Database Bottlenecks:

  • Issue: High read/write operations may overwhelm the database.
  • Mitigation: Use read replicas, caching, and batched writes.

Duplicate Executions:

  • Issue: Tasks may execute multiple times due to retries or consumer crashes.
  • Mitigation: Enforce idempotency using unique identifiers.

Notification Overload:

  • Issue: Spikes in task completions may overwhelm the notification system.
  • Mitigation: Throttle notifications and use batching.

Monitoring Overhead:

  • Issue: Excessive logging during spikes can degrade performance.
  • Mitigation: Apply sampling and set log retention policies.




Future improvements

What are some future improvements you would make?
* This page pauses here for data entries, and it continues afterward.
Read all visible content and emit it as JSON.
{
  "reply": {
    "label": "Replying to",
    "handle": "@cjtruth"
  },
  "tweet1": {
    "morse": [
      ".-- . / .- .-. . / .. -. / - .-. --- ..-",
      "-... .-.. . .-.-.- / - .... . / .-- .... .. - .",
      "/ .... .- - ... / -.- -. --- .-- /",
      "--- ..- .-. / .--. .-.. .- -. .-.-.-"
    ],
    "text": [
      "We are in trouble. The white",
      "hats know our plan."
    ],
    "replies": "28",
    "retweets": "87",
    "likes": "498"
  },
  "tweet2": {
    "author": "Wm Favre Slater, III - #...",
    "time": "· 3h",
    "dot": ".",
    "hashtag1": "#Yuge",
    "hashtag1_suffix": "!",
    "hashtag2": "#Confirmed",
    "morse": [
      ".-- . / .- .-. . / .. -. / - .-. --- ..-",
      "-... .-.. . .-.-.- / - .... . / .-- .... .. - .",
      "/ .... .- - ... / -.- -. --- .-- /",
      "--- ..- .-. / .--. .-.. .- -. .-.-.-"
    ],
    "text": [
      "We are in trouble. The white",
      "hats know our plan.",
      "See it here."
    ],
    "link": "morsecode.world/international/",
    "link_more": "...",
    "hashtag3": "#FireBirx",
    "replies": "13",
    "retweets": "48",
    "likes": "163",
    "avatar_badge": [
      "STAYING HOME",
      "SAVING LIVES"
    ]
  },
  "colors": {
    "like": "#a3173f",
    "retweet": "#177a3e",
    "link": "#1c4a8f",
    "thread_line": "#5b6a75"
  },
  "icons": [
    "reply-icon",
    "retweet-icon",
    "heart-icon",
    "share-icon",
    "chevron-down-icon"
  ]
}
How would you mitigate the failure scenario(s) you described above?


Dynamic Queue Scaling:

  • Improvement: Use auto-scaling for distributed queues based on backlog size.
  • Mitigation: Prevents queue overload during traffic spikes.

Task Recovery Mechanism:

  • Improvement: Implement periodic sweeps to detect and reschedule missed tasks.
  • Mitigation: Ensures no task is left unexecuted after system failures.

Idempotency Enforcement:

  • Improvement: Use a dedicated idempotency store to track processed tasks.
  • Mitigation: Eliminates duplicate task executions.

Advanced Retry Policies:

  • Improvement: Introduce configurable retry limits and fine-grained backoff strategies.
  • Mitigation: Reduces strain on downstream systems and ensures efficient retries.

Task Prioritization:

  • Improvement: Allow users to assign priorities to tasks.
  • Mitigation: Ensures critical tasks are executed first under high load.

Enhanced Monitoring:

  • Improvement: Use AI/ML for anomaly detection in task execution patterns.
  • Mitigation: Quickly identifies and resolves bottlenecks or unusual behavior.

Caching for Notifications:

  • Improvement: Cache frequent notification templates.
  • Mitigation: Reduces notification system overload during task bursts.

Distributed Database Sharding:

  • Improvement: Shard task metadata and history databases.
  • Mitigation: Resolves database bottlenecks and scales better for large workloads.